Propter Sion non tacebo, | ſed ruinas Romę flebo, | quouſque juſtitia
rurſus nobis oriatur | et ut lampas accendatur | juſtus in eccleſia.

Benutzeravatar
Peregrin
Beiträge: 5422
Registriert: Donnerstag 12. Oktober 2006, 16:49

Re: Angst und Ängste

Beitrag von Peregrin »

Robert Ketelhohn hat geschrieben:Angst hat also mit Beengung zu tun, mit dem Gefühl der Beklemmung, Ohnmacht, Blindheit (Angst im Dunkeln!). Angst ist immer vollständig irrational. Aber auch kein bloßer Reflex der Instinkte, sondern der Reflex schlägt sich aufs Gemüt und ruft eine emotionale Verfassung hervor, die rational zunächst nicht steuerbar ist.

...

Angst ... bestimmt mich und mein Handeln grundsätzlich immer auf vernunftlose oder vernunftwidrige Weise.
Angst ist "irrational", insofern sie an der Vernunft vorbei wirkt, soweit stimme ich zu. Aber sie ist deshalb nicht sinnlos.

Der Grund für Angst - für den von Dir beschriebenen Komplex - ist das Fehlen von Information über die Vorgänge in der Umgebung, im Gegensatz zur Furcht, wo das Wissen um eine bestimmte Gefahr die Anspannung hervorruft. (So befällt etwa die erwähnte "Angst im Dunkeln" vornehmlich jene, die gewohnt sind, sich auf ihren Gesichtssinn verlassen zu können.

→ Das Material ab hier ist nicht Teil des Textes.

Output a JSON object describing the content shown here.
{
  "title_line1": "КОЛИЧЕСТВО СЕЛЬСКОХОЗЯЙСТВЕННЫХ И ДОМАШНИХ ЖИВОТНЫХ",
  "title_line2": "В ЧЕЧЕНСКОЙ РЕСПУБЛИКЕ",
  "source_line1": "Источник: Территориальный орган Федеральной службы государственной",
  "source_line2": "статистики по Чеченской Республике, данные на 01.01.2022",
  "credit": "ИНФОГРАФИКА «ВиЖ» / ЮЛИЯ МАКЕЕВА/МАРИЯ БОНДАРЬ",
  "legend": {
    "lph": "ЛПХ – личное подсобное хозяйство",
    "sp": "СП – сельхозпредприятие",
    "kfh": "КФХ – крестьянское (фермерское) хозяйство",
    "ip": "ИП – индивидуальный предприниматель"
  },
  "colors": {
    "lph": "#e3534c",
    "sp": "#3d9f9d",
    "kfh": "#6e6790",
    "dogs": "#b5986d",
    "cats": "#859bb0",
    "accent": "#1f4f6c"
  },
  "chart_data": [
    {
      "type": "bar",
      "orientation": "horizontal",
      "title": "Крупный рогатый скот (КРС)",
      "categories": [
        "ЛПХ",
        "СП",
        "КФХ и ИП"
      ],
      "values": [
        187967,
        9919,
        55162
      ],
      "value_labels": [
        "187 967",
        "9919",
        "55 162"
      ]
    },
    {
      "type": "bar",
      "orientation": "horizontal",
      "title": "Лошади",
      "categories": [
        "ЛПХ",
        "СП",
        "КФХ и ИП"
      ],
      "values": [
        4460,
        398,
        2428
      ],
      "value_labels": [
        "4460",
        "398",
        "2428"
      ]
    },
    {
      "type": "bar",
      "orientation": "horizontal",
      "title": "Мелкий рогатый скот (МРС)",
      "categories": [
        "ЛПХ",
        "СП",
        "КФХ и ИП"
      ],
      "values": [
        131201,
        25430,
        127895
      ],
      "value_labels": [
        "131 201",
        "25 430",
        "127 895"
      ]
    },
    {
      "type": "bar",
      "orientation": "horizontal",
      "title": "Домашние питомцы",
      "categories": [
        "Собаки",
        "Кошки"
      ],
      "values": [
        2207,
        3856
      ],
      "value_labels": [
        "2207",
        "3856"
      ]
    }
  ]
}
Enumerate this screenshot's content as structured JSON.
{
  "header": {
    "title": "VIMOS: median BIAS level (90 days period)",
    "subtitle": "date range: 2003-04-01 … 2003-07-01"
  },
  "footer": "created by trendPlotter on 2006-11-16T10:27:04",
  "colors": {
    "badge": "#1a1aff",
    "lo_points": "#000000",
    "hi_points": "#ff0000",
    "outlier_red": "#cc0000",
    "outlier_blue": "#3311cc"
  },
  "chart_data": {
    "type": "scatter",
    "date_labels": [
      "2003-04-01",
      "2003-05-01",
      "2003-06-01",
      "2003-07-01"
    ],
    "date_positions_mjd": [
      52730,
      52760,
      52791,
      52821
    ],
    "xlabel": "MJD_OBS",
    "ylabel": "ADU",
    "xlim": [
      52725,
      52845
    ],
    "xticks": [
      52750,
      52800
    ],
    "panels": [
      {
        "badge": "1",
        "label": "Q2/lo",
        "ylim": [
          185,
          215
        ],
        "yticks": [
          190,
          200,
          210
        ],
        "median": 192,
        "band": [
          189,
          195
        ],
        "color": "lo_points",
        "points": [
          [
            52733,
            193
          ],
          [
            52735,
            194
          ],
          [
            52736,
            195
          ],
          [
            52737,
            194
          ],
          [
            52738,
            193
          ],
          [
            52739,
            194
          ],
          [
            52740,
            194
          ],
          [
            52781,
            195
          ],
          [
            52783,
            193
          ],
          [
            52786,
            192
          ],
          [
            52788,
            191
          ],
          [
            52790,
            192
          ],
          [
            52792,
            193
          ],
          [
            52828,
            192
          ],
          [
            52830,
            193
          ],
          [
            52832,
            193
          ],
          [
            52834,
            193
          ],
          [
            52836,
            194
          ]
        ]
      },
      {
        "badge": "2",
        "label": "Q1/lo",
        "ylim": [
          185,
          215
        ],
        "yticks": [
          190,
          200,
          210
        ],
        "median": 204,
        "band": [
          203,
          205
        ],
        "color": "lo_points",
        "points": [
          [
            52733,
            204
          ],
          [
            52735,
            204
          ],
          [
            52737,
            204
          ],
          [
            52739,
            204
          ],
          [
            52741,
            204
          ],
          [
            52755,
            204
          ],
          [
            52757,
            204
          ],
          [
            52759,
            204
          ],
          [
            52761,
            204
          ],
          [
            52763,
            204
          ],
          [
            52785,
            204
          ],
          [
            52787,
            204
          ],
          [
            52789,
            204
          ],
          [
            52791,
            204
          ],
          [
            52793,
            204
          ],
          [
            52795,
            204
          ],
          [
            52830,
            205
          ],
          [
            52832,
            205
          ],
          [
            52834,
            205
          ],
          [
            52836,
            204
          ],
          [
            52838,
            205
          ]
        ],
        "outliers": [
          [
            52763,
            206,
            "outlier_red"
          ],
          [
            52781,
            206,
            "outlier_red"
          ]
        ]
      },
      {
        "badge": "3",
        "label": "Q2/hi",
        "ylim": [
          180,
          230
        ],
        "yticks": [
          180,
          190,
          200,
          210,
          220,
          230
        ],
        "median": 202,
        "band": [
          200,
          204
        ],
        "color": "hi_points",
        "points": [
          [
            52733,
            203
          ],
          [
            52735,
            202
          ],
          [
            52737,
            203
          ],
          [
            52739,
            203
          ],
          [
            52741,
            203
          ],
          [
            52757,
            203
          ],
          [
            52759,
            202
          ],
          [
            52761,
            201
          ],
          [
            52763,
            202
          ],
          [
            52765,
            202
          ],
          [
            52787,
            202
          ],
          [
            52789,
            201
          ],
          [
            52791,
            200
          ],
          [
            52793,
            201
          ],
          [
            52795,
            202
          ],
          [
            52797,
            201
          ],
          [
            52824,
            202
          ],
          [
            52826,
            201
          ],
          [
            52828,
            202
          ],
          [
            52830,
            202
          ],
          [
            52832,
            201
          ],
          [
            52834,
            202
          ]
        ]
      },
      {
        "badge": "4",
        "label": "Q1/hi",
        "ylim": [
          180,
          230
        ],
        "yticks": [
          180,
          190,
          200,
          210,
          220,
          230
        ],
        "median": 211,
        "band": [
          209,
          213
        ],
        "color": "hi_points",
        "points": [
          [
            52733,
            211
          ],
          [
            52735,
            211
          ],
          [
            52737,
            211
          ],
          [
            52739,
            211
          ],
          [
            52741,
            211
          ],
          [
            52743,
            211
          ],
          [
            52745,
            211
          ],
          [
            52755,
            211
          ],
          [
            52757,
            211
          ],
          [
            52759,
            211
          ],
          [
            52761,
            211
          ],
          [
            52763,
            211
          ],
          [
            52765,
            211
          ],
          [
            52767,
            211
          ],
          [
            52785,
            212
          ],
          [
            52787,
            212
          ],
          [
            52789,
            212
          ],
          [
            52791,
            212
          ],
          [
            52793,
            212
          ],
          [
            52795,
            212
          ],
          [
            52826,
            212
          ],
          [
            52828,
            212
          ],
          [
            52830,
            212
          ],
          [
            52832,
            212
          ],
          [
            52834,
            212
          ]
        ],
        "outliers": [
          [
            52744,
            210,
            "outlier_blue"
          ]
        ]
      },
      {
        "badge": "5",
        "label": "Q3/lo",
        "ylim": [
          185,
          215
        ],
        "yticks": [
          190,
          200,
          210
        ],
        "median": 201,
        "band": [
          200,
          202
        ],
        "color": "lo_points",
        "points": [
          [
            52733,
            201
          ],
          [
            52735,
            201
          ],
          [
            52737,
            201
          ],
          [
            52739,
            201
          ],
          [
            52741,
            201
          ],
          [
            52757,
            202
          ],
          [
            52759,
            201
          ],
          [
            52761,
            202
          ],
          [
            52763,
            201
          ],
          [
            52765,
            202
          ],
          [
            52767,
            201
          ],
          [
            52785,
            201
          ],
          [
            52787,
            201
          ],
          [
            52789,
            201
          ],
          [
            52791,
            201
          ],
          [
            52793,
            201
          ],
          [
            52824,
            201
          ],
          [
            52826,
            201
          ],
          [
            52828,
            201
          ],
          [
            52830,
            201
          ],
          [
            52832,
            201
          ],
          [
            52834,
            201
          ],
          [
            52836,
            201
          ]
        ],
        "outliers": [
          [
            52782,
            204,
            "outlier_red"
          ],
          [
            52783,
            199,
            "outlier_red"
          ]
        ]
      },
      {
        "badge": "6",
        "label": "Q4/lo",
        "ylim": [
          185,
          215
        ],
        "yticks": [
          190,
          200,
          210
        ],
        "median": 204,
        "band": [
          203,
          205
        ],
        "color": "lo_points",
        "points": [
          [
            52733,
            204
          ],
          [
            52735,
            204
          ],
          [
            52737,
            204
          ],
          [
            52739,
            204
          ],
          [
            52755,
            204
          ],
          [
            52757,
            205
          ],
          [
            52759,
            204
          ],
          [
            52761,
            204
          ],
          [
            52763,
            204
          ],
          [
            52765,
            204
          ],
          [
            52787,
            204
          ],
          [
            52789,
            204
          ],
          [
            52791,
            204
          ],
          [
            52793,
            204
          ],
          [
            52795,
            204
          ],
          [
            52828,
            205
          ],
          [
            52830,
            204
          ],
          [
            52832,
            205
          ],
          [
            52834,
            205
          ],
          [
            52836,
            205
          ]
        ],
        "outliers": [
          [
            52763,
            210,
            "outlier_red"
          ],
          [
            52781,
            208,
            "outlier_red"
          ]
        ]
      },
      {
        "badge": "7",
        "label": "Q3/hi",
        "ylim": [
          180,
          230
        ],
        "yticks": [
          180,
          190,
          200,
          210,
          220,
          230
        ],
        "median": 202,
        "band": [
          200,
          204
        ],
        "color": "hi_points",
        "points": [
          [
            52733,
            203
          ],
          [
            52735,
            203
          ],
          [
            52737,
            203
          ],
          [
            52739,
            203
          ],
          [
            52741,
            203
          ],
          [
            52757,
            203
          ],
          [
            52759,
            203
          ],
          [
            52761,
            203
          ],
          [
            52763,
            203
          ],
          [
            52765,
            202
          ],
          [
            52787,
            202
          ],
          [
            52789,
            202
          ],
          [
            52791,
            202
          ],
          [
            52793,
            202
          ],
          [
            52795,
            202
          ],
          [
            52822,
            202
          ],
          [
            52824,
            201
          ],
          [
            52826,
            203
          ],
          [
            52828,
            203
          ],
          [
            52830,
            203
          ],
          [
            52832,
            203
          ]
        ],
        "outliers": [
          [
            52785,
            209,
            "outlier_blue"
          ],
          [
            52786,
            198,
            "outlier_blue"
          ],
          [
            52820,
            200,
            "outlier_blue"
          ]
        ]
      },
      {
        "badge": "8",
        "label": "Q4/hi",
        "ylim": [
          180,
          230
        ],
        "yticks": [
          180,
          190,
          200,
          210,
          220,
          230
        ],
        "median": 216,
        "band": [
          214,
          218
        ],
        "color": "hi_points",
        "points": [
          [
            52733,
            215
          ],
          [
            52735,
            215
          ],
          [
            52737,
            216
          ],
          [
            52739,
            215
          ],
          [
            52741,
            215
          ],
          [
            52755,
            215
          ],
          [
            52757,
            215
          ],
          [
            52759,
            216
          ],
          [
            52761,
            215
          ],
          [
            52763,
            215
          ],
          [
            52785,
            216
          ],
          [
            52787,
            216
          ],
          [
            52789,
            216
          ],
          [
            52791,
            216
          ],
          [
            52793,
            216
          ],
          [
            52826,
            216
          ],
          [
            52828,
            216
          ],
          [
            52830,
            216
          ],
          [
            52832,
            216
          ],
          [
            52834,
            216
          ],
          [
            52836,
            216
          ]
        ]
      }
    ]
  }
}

Vgl. auch den Ursprung des Wortes "Panik".)

Ihre Wirkung besteht grundsätzlich im Hervorrufen einer ungerichteten Fluchtreaktion, dh "einfach raus" aus dem dunklen Wald, dem Spukhaus, dem schlecht beleuchteten Park etc. Der Sinn dieser Reaktion besteht im Herstellen von Distanz zur unüberschaubaren Situation, was im Fall, daß keine tatsächliche Gefahr besteht, meistens wenig schadet, im anderen Fall aber sehr viel nützt.

Daß hierbei die Vernunft umgangen werden muß, ist klar - die Informationen, die eine Analyse der Situation ermöglichten, fehlen ja eben. Sie zu sammeln würde Zeit kosten und ein Verweilen in der möglichen Gefahrenzone erfordern: Einem Hinterhalt wird man zB meistens nicht entkommen, indem man auf das "Bauchgefühl", das "was nicht stimmt", sich hinsetzt, tief durchatmet, und einmal in Ruhe überlegt, was einen eigentlich nervös gemacht hat.
Ich bin der Kaiser und ich will Knödel.